We independently inspected citations and, where possible, abstracts, ordered papers and re-inspected and quality assessed these. We included studies that met our selection criteria. At least two review authors independently extracted data from the included studies. We chose a fixed-effect model. We analysed dichotomous data using risk ratio (RR) and the 95% confidence intervals (CI). We analysed continuous data using mean differences (MD) and their CIs. We assessed risk of bias for included studies and used GRADE to create 'Summary of findings' tables.

Main results: 

Searching found 63 records referring to 21 possible trials. We could only include three studies, all completed over the last decade, with 885 participants, of which 707 were included for quantitative analyses in this systematic review. Due to limited comparisons, small size of trials and a paucity of investigated and reported 'pragmatic' outcomes, evidence was mostly graded as low or very low quality. No trials reported useful data for one of our primary outcomes of tranquil or asleep by 30 minutes.

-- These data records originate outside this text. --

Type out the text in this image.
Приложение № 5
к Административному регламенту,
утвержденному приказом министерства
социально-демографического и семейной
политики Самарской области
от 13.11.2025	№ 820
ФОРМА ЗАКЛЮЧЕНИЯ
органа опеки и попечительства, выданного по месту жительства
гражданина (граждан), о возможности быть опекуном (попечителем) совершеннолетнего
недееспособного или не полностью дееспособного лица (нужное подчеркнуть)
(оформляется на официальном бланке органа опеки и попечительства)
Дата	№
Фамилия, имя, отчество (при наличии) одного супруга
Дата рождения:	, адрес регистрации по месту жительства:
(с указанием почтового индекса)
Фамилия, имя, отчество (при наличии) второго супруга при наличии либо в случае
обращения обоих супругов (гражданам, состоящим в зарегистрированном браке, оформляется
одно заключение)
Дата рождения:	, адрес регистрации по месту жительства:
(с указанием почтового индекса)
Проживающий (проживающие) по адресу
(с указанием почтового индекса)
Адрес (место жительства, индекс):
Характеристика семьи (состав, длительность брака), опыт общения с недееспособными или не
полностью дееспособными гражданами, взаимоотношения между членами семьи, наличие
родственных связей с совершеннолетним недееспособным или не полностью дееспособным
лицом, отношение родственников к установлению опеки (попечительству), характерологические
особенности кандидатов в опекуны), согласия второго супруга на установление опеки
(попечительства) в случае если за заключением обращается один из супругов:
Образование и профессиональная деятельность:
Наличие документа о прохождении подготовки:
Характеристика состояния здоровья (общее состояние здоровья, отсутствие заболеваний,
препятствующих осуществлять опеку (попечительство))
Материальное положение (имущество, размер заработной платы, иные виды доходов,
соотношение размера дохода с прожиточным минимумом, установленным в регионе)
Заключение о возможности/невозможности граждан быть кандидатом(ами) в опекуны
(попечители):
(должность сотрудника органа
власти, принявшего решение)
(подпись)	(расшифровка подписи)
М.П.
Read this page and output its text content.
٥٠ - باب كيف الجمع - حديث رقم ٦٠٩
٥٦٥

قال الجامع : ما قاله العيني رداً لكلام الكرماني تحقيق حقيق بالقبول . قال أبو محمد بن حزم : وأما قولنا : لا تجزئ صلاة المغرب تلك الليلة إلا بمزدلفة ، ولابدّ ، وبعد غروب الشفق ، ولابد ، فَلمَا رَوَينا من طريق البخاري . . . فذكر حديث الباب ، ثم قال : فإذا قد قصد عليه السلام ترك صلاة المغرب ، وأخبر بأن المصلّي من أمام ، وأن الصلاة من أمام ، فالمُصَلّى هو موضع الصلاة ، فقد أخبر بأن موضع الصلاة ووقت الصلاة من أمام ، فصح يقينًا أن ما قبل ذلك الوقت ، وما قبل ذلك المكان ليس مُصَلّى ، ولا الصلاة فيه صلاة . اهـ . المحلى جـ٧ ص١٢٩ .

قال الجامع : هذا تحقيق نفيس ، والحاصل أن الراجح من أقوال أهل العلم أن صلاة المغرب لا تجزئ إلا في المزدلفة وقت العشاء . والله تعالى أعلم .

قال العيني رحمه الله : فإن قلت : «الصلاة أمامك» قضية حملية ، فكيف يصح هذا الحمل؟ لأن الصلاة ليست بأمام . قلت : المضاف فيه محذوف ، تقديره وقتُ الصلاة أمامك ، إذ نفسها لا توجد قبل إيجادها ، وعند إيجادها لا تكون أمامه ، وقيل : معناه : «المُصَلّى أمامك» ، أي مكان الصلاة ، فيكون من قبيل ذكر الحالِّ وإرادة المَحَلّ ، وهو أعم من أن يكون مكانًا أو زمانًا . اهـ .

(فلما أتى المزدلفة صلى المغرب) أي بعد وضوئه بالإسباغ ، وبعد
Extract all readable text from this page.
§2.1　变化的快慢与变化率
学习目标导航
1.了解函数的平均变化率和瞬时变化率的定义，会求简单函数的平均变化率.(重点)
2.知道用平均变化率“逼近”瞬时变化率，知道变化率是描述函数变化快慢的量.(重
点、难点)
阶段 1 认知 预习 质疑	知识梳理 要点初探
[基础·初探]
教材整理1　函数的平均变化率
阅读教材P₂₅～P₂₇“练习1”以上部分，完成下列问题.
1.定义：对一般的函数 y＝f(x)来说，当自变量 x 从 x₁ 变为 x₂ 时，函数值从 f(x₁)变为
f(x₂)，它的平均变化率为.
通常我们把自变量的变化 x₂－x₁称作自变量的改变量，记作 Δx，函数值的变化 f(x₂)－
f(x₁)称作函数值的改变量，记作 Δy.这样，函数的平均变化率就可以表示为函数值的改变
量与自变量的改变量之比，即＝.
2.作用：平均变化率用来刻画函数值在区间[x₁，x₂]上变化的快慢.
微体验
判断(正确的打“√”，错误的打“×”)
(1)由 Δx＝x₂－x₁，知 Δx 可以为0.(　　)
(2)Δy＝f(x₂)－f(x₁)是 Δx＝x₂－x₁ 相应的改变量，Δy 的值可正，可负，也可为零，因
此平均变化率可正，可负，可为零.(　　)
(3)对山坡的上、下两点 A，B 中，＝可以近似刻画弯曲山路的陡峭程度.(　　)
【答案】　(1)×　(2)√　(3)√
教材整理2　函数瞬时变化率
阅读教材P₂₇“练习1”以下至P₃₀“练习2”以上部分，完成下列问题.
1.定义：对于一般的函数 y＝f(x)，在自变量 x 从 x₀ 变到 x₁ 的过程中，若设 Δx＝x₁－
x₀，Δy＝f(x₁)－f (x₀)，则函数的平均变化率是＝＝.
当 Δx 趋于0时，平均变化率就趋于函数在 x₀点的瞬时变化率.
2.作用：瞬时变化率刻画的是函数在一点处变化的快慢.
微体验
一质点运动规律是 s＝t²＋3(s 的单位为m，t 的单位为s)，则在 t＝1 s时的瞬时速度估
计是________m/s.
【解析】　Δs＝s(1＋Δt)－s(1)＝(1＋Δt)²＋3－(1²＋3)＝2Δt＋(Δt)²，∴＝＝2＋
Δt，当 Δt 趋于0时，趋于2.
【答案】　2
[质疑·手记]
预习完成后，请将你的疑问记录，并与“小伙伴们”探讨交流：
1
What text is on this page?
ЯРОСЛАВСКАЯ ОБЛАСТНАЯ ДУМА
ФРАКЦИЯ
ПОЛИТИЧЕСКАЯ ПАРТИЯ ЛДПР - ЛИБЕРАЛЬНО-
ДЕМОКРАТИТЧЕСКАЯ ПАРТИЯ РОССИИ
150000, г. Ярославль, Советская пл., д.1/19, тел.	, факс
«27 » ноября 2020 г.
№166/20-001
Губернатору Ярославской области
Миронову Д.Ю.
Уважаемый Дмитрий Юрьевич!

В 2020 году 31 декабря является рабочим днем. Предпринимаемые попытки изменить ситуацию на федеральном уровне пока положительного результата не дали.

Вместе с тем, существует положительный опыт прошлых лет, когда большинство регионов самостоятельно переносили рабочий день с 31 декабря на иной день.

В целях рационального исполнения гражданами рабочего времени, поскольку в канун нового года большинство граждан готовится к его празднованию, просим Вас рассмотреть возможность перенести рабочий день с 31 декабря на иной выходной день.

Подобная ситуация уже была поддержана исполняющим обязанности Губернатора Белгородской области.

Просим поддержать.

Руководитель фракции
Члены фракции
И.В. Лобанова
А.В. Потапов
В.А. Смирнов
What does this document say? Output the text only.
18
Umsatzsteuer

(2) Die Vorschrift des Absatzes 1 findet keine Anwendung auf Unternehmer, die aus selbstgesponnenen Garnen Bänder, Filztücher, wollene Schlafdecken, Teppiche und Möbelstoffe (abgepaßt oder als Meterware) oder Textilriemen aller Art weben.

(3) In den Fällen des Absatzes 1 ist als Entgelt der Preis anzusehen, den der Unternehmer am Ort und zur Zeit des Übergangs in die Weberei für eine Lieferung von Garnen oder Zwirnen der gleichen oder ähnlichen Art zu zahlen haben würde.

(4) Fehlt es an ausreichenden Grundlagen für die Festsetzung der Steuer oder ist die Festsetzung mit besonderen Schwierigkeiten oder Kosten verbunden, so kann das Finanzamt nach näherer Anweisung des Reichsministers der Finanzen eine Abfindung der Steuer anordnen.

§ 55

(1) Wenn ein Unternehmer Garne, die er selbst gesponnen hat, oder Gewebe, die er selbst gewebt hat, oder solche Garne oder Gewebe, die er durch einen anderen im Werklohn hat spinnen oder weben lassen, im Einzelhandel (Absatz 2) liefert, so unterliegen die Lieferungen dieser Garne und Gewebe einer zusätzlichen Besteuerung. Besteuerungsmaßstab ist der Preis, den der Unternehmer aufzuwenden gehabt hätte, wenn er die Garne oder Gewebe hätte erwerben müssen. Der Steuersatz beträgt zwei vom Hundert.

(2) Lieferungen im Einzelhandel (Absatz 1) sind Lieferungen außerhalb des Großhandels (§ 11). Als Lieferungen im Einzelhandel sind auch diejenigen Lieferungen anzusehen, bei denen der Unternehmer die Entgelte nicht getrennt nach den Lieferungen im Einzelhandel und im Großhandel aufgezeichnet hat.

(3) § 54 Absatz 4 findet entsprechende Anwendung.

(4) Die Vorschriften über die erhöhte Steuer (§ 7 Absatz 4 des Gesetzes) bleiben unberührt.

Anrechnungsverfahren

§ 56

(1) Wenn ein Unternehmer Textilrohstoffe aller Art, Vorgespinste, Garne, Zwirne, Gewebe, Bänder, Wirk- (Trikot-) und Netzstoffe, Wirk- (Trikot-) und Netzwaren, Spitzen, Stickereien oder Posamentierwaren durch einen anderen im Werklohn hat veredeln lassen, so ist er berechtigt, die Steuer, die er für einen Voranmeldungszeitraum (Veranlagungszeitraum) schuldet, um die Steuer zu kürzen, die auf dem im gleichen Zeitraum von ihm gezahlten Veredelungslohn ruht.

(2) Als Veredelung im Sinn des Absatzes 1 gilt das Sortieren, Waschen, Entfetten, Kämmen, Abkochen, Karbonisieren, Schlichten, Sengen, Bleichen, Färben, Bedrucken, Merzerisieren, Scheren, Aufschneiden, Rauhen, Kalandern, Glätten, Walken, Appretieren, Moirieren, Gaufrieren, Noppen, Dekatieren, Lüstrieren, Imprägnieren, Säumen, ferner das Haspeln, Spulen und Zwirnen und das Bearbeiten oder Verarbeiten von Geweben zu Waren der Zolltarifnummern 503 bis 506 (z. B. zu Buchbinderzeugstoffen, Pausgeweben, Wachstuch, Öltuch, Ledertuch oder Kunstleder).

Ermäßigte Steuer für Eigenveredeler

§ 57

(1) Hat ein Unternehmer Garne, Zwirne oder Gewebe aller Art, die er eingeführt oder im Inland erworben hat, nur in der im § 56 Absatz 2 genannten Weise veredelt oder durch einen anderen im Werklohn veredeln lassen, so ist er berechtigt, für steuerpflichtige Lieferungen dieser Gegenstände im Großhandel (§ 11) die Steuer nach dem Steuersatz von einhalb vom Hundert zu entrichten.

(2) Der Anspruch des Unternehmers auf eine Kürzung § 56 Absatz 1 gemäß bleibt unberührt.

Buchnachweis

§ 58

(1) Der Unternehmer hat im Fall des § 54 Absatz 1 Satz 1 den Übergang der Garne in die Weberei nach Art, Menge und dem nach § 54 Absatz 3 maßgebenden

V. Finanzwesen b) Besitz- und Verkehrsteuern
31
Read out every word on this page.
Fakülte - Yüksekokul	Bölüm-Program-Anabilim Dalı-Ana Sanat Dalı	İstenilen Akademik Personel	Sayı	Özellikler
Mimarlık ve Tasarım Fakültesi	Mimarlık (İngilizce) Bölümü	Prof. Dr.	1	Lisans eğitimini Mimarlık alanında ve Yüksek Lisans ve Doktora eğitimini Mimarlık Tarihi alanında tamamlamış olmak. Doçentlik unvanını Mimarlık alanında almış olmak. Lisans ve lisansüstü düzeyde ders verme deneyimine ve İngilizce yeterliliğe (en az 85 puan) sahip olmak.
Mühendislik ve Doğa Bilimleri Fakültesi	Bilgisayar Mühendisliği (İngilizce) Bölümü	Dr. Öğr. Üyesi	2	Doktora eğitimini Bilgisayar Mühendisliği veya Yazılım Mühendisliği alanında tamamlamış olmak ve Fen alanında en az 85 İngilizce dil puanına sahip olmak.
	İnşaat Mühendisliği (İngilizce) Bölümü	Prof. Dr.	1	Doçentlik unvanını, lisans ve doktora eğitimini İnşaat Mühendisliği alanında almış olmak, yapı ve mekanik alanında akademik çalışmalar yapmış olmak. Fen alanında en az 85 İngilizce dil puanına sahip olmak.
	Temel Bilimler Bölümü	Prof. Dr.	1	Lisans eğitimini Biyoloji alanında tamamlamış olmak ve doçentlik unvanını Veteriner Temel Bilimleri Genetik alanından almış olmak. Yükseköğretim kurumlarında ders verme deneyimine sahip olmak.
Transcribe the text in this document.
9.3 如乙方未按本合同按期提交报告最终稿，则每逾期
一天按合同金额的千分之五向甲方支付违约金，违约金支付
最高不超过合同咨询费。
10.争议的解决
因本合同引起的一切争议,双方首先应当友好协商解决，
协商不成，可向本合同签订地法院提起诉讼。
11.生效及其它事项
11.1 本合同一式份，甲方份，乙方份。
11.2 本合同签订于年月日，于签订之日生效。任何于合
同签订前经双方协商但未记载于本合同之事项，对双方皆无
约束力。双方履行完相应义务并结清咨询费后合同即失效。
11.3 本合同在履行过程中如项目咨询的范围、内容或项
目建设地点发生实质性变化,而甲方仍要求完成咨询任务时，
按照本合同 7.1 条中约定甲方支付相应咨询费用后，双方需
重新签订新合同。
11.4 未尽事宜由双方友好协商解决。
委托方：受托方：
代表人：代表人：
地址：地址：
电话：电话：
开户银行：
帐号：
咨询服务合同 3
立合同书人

Economic outcomes were also not reported in the trials.

When compared with placebo, fewer people in the aripiprazole group needed additional injections compared to the placebo group (2 RCTs, n = 382, RR 0.69, 95% CI 0.56 to 0.85, very low-quality evidence). Clinically important improvement in agitation at two hours favoured the aripiprazole group (2 RCTs, n = 382, RR 1.50, 95% CI 1.17 to 1.92, very low-quality evidence). The numbers of non-responders after the first injection also favoured aripiprazole (1 RCT, n = 263, RR 0.49, 95% CI 0.34 to 0.71, low-quality evidence). Although no effect was found, more people in the aripiprazole compared to the placebo group experienced adverse effects (1 RCT, n = 117, RR 1.51, 95% CI 0.93 to 2.46, very low-quality evidence).

Aripiprazole required more injections compared to haloperidol (2 RCTs, n = 477, RR 1.28, 95% CI 1.00 to 1.63, very low-quality evidence), with no significant difference in agitation (2 RCTs, n = 477, RR 0.94, 95% CI 0.80 to 1.11, very low-quality evidence), and similar non-responders after first injection (1 RCT, n = 360, RR 1.18, 95% CI 0.78 to 1.79, low-quality evidence). Aripiprazole and haloperidol did not differ when taking into account the overall number of people that experienced at least one adverse effect (1 RCT, n = 113, RR 0.91, 95% CI 0.61 to 1.35, very low-quality evidence).

Compared to aripiprazole, olanzapine was better at reducing agitation (1 RCT, n = 80, RR 0.77, 95% CI 0.60 to 0.99, low-quality evidence) and had a more favourable effect on global state change scores (1 RCT, n = 80, MD 0.58, 95% CI 0.01 to 1.15, low-quality evidence), both at two hours. No differences were found in terms of experiencing at least one adverse effect during the 24 hours after treatment (1 RCT, n = 80, RR 0.75, 95% CI 0.45 to 1.24, very low-quality evidence). However, participants allocated to aripiprazole experienced less somnolence (1 RCT, n = 80, RR 0.25, 95% CI 0.08 to 0.82, low-quality evidence).